Twenty years after my first encounter with Despentes, King Kong Theory left me in a state of similarly easy agreement on all major points. It’s a series of seven essays on a variety of topics that each head in the same direction in the same bluntly accessible manner. The introductory essay pumps a fist in the air on behalf of all punk girls who don’t fit in. Despentes is keenly aware that most people dislike or are afraid of her, and she flips them the bird.

The second chapter lays out her unified field theory of the oppression of women, taking on government, capitalism, and culture as a patriarchal industrial complex. The third chapter focuses on rape by sharing her experience with it as well as her thoughts on Baise-Moi, with a hat tip to critic Camille Paglia. For my money, Despentes beats Paglia by a mile: she’s more forthrightly personal than self-mythologizing, less densely populated with vague reference materials, and equally full of attitude.

The fourth chapter focuses on sex work. Like the rape chapter, this one is an excellent balance of personal testimony mixed with theoretical analysis in defense of sex work. The picture is not all rosy and Despentes is honest about the pros and cons, using addiction metaphors to help explain how sex work can be great at first but ultimately very difficult to extricate oneself from later on as consequences begin to stack up.

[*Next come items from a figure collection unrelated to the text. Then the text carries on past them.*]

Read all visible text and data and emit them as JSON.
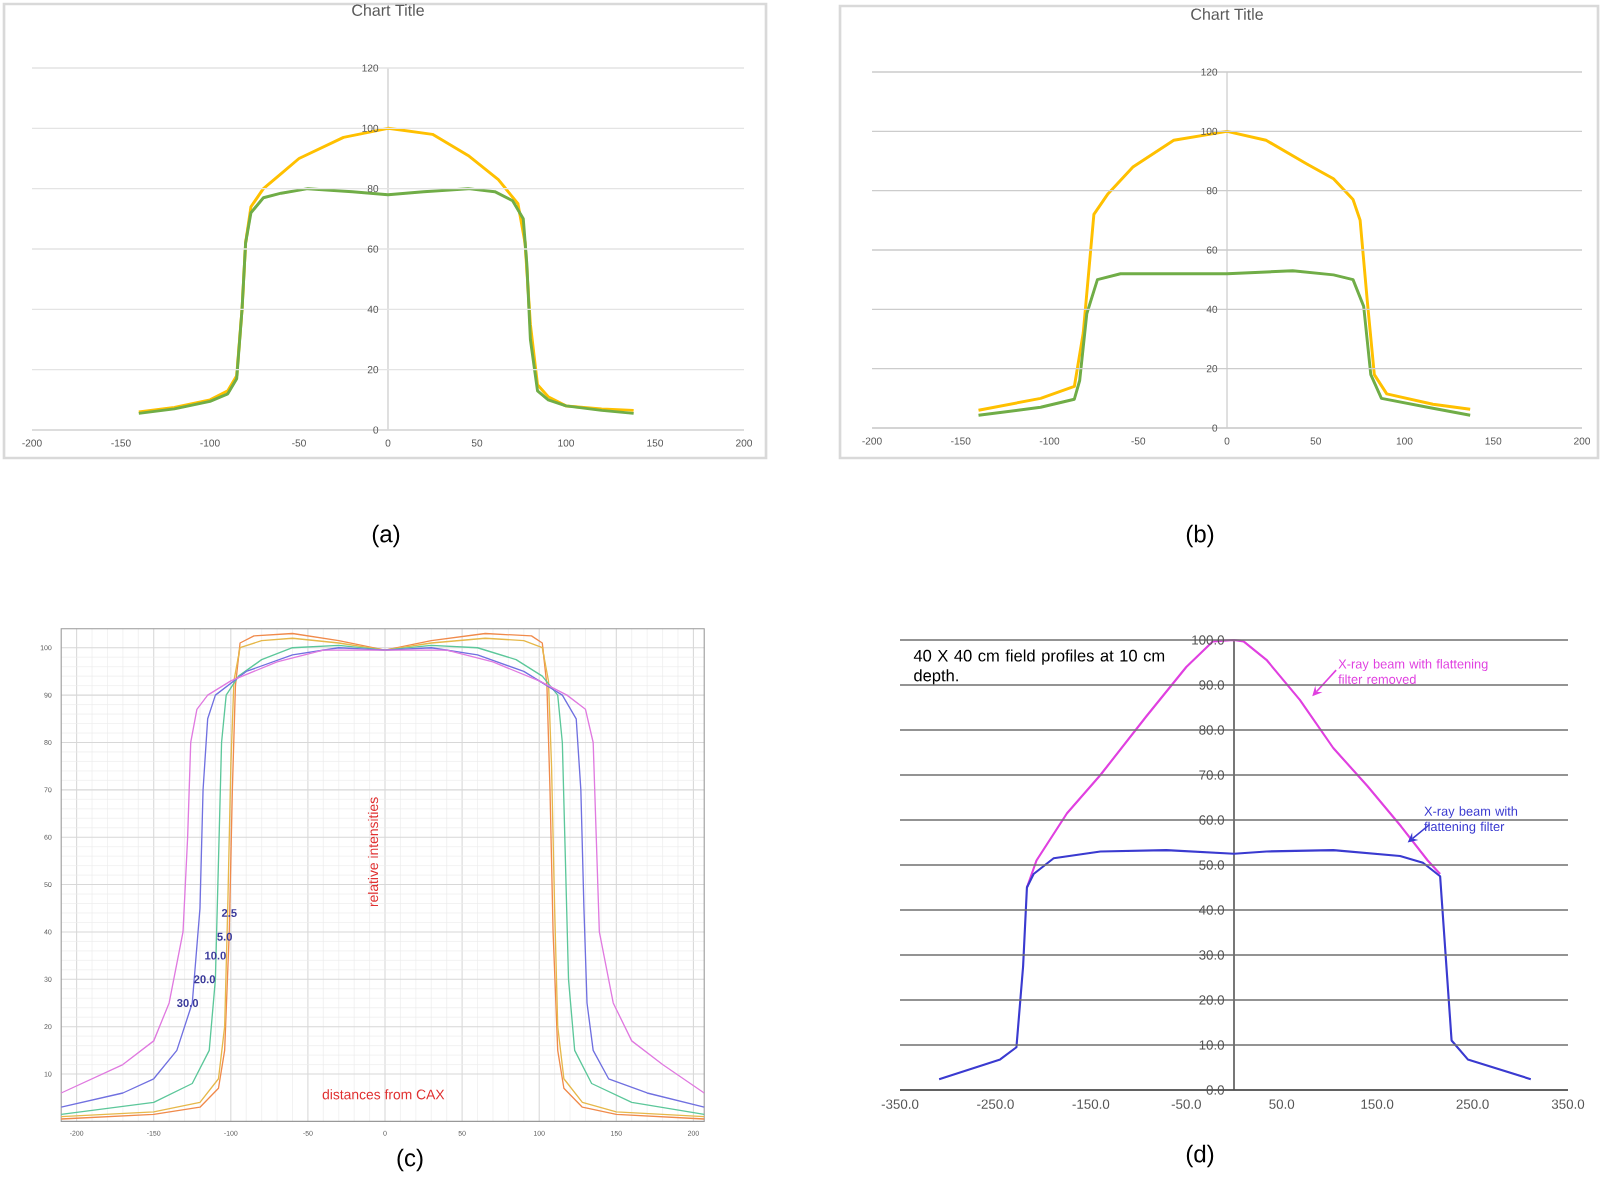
{
  "chart_data": [
    {
      "type": "line",
      "title": "Chart Title",
      "xlim": [
        -200,
        200
      ],
      "ylim": [
        0,
        120
      ],
      "xticks": [
        -200,
        -150,
        -100,
        -50,
        0,
        50,
        100,
        150,
        200
      ],
      "yticks": [
        0,
        20,
        40,
        60,
        80,
        100,
        120
      ],
      "grid": "y",
      "annotations": [
        "(a)"
      ],
      "series": [
        {
          "color": "#ffc000",
          "x": [
            -140,
            -120,
            -100,
            -90,
            -85,
            -82,
            -80,
            -77,
            -70,
            -60,
            -50,
            -25,
            0,
            25,
            45,
            62,
            73,
            77,
            80,
            84,
            90,
            100,
            120,
            138
          ],
          "values": [
            6,
            7.5,
            10,
            13,
            18,
            40,
            62,
            74,
            80,
            85,
            90,
            97,
            100,
            98,
            91,
            83,
            75,
            62,
            35,
            15,
            11,
            8,
            7,
            6.5
          ]
        },
        {
          "color": "#70ad47",
          "x": [
            -140,
            -120,
            -100,
            -90,
            -85,
            -82,
            -80,
            -77,
            -70,
            -60,
            -45,
            -20,
            0,
            20,
            45,
            60,
            70,
            76,
            78,
            80,
            84,
            90,
            100,
            120,
            138
          ],
          "values": [
            5.5,
            7,
            9.5,
            12,
            17,
            40,
            62,
            72,
            77,
            78.5,
            80,
            79,
            78,
            79,
            80,
            79,
            76,
            70,
            55,
            30,
            13,
            10,
            8,
            6.5,
            5.5
          ]
        }
      ]
    },
    {
      "type": "line",
      "title": "Chart Title",
      "xlim": [
        -200,
        200
      ],
      "ylim": [
        0,
        120
      ],
      "xticks": [
        -200,
        -150,
        -100,
        -50,
        0,
        50,
        100,
        150,
        200
      ],
      "yticks": [
        0,
        20,
        40,
        60,
        80,
        100,
        120
      ],
      "grid": "y",
      "annotations": [
        "(b)"
      ],
      "series": [
        {
          "color": "#ffc000",
          "x": [
            -140,
            -105,
            -86,
            -81,
            -75,
            -67,
            -53,
            -30,
            0,
            22,
            45,
            60,
            71,
            75,
            79,
            83,
            90,
            116,
            137
          ],
          "values": [
            6,
            10,
            14,
            32,
            72,
            79,
            88,
            97,
            100,
            97,
            89,
            84,
            77,
            70,
            43,
            18,
            11.5,
            8,
            6.3
          ]
        },
        {
          "color": "#70ad47",
          "x": [
            -140,
            -105,
            -86,
            -83,
            -79,
            -73,
            -60,
            0,
            37,
            60,
            71,
            77,
            81,
            87,
            113,
            137
          ],
          "values": [
            4.3,
            7,
            9.7,
            16,
            38.5,
            50,
            52,
            52,
            53,
            51.6,
            50,
            41,
            18,
            10,
            7,
            4.3
          ]
        }
      ]
    },
    {
      "type": "line",
      "xlim": [
        -210,
        207
      ],
      "ylim": [
        0,
        104
      ],
      "xticks": [
        -200,
        -150,
        -100,
        -50,
        0,
        50,
        100,
        150,
        200
      ],
      "yticks": [
        10,
        20,
        30,
        40,
        50,
        60,
        70,
        80,
        90,
        100
      ],
      "grid": true,
      "annotations": [
        "relative intensities",
        "distances from CAX",
        "(c)"
      ],
      "series": [
        {
          "name": "2.5",
          "color": "#f08a4b",
          "x": [
            -210,
            -150,
            -120,
            -108,
            -104,
            -101,
            -99,
            -97,
            -94,
            -85,
            -60,
            -30,
            0,
            30,
            65,
            95,
            102,
            105,
            107,
            109,
            112,
            116,
            128,
            150,
            207
          ],
          "values": [
            0.5,
            1.5,
            3,
            7,
            15,
            40,
            70,
            92,
            101,
            102.5,
            103,
            101.5,
            99.5,
            101.5,
            103,
            102.5,
            101,
            92,
            70,
            40,
            15,
            7,
            3,
            1.5,
            0.5
          ]
        },
        {
          "name": "5.0",
          "color": "#e6b84a",
          "x": [
            -210,
            -150,
            -120,
            -108,
            -104,
            -102,
            -100,
            -98,
            -94,
            -80,
            -60,
            -30,
            0,
            30,
            65,
            90,
            102,
            106,
            108,
            110,
            112,
            116,
            128,
            150,
            207
          ],
          "values": [
            1,
            2,
            4,
            9,
            20,
            45,
            75,
            93,
            100,
            101.5,
            102,
            101,
            99.5,
            101,
            102,
            101.5,
            100,
            93,
            75,
            45,
            20,
            9,
            4,
            2,
            1
          ]
        },
        {
          "name": "10.0",
          "color": "#5cc79a",
          "x": [
            -210,
            -150,
            -125,
            -114,
            -110,
            -108,
            -106,
            -103,
            -95,
            -80,
            -60,
            -30,
            0,
            30,
            60,
            85,
            102,
            112,
            115,
            117,
            119,
            123,
            134,
            160,
            207
          ],
          "values": [
            1.5,
            4,
            8,
            15,
            30,
            55,
            80,
            90,
            94,
            97.5,
            100,
            100.5,
            99.5,
            100.5,
            100,
            97.5,
            94,
            90,
            80,
            55,
            30,
            15,
            8,
            4,
            1.5
          ]
        },
        {
          "name": "20.0",
          "color": "#7070e0",
          "x": [
            -210,
            -170,
            -150,
            -135,
            -125,
            -120,
            -118,
            -115,
            -110,
            -90,
            -60,
            -30,
            0,
            30,
            60,
            90,
            115,
            124,
            127,
            129,
            131,
            135,
            145,
            170,
            207
          ],
          "values": [
            3,
            6,
            9,
            15,
            25,
            45,
            70,
            85,
            90,
            95,
            98.5,
            100,
            99.5,
            100,
            98.5,
            95,
            90,
            85,
            70,
            45,
            25,
            15,
            9,
            6,
            3
          ]
        },
        {
          "name": "30.0",
          "color": "#e07ae0",
          "x": [
            -210,
            -170,
            -150,
            -140,
            -131,
            -128,
            -126,
            -122,
            -115,
            -100,
            -70,
            -40,
            0,
            40,
            70,
            100,
            118,
            130,
            135,
            137,
            139,
            148,
            160,
            180,
            207
          ],
          "values": [
            6,
            12,
            17,
            25,
            40,
            60,
            80,
            87,
            90,
            93,
            97,
            99.5,
            99.5,
            99.5,
            97,
            93,
            90,
            87,
            80,
            60,
            40,
            25,
            17,
            12,
            6
          ]
        }
      ]
    },
    {
      "type": "line",
      "xlim": [
        -350,
        350
      ],
      "ylim": [
        0,
        100
      ],
      "grid": "y",
      "annotations": [
        "40 X 40 cm field profiles at 10 cm depth.",
        "(d)"
      ],
      "xticks": [
        {
          "value": -350,
          "label": "-350.0"
        },
        {
          "value": -250,
          "label": "-250.0"
        },
        {
          "value": -150,
          "label": "-150.0"
        },
        {
          "value": -50,
          "label": "-50.0"
        },
        {
          "value": 50,
          "label": "50.0"
        },
        {
          "value": 150,
          "label": "150.0"
        },
        {
          "value": 250,
          "label": "250.0"
        },
        {
          "value": 350,
          "label": "350.0"
        }
      ],
      "yticks": [
        {
          "value": 0,
          "label": "0.0"
        },
        {
          "value": 10,
          "label": "10.0"
        },
        {
          "value": 20,
          "label": "20.0"
        },
        {
          "value": 30,
          "label": "30.0"
        },
        {
          "value": 40,
          "label": "40.0"
        },
        {
          "value": 50,
          "label": "50.0"
        },
        {
          "value": 60,
          "label": "60.0"
        },
        {
          "value": 70,
          "label": "70.0"
        },
        {
          "value": 80,
          "label": "80.0"
        },
        {
          "value": 90,
          "label": "90.0"
        },
        {
          "value": 100,
          "label": "100.0"
        }
      ],
      "series": [
        {
          "name": "X-ray beam with flattening filter removed",
          "color": "#e040e0",
          "x": [
            -217,
            -207,
            -175,
            -140,
            -92,
            -50,
            -22,
            0,
            10,
            34,
            69,
            104,
            140,
            175,
            203,
            216
          ],
          "values": [
            45,
            51,
            61.5,
            70,
            83,
            94,
            99.7,
            100,
            99.7,
            95.6,
            86.7,
            76,
            67.5,
            58.6,
            51,
            48
          ]
        },
        {
          "name": "X-ray beam with flattening filter",
          "color": "#3a3ad0",
          "x": [
            -309,
            -245,
            -228,
            -221,
            -217,
            -210,
            -189,
            -140,
            -71,
            0,
            34,
            104,
            174,
            198,
            216,
            228,
            245,
            311
          ],
          "values": [
            2.4,
            6.8,
            9.5,
            27.5,
            45,
            48,
            51.5,
            53,
            53.3,
            52.5,
            53,
            53.3,
            52,
            50.5,
            47.5,
            11,
            6.8,
            2.4
          ]
        }
      ]
    }
  ]
}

The fifth chapter focuses on pornography, and though she does rely on some additional stories about Baise-Moi, this chapter is mostly an impersonal argument in favor of pornography.

“King Kong Girl” is the sixth chapter, and the one alluded to in the title. It covers the many awkward and terrible aspects of the Baise-Moi publicity junket. It also covers how the public at large scrutinizes any successful or creative woman. The title comes from an extended metaphor Despentes uses to open the chapter. This is the least interesting and least successful part of the entire book. She does a five-page literary analysis of Peter Jackson’s King Kong reboot(2005). It’s more disjointed than poetic, less argumentative than impressionistic, straining to replace a quality smart mouth with something slightly more seriously academic.

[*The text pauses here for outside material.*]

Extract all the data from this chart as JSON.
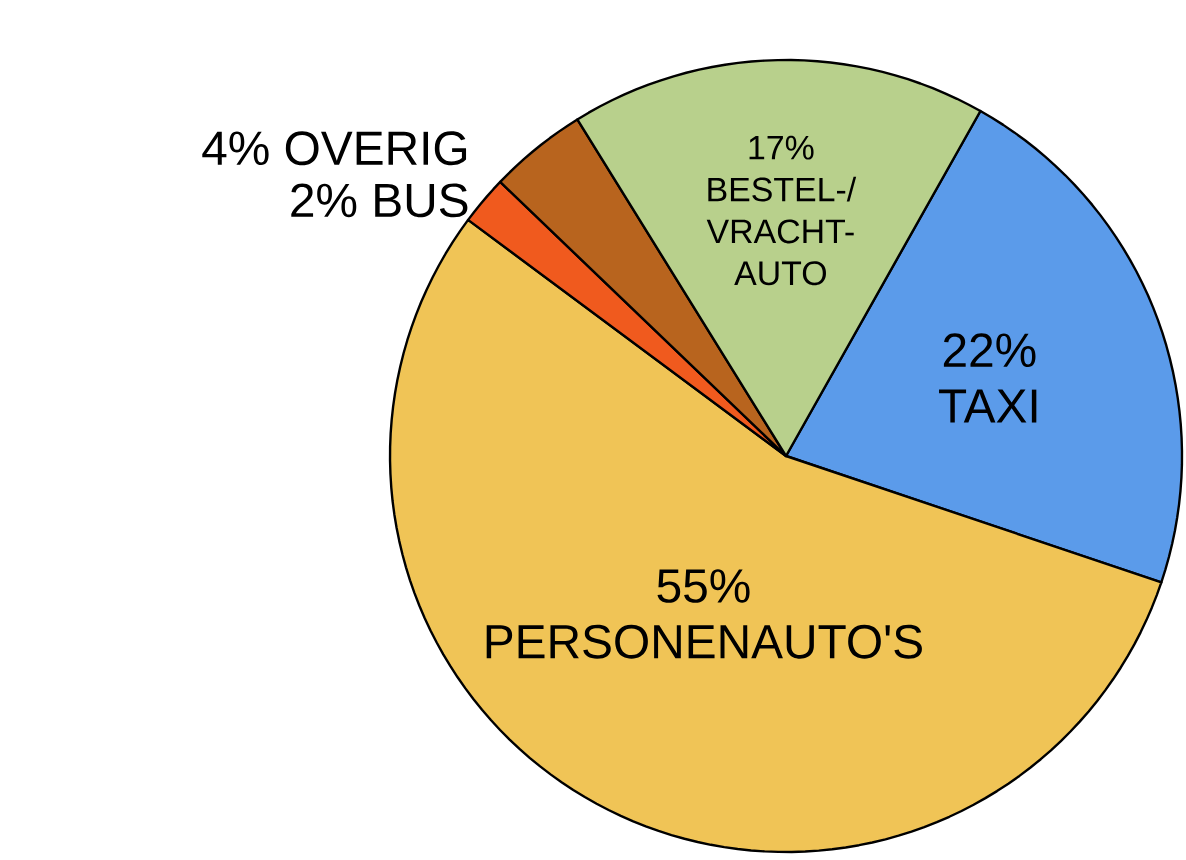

Obviously, the gist of the point is reasonably made, and King Kong Theory is overall an excellently evocative book title. It stings a little that there isn’t a satisfying deeper dive to be had there. Still, the final chapter is a mighty exhortation to fully enter the battle of the sexes and spark the feminist revolution that benefits everyone—properly full of that gorgeous giant animal power to smash the skyscrapers of toxic masculinity.

King Kong Theory still feels fresh, and it definitely shouldn’t fall out of print until its targets lose their stranglehold on women everywhere. Spoiler alert: Despentes will, unfortunately, continue to prove herself a necessary and sustaining voice. I expect to feel her pain and agree with her arguments no less at 60 than I do now at 40, which is no less than I did when I was 20.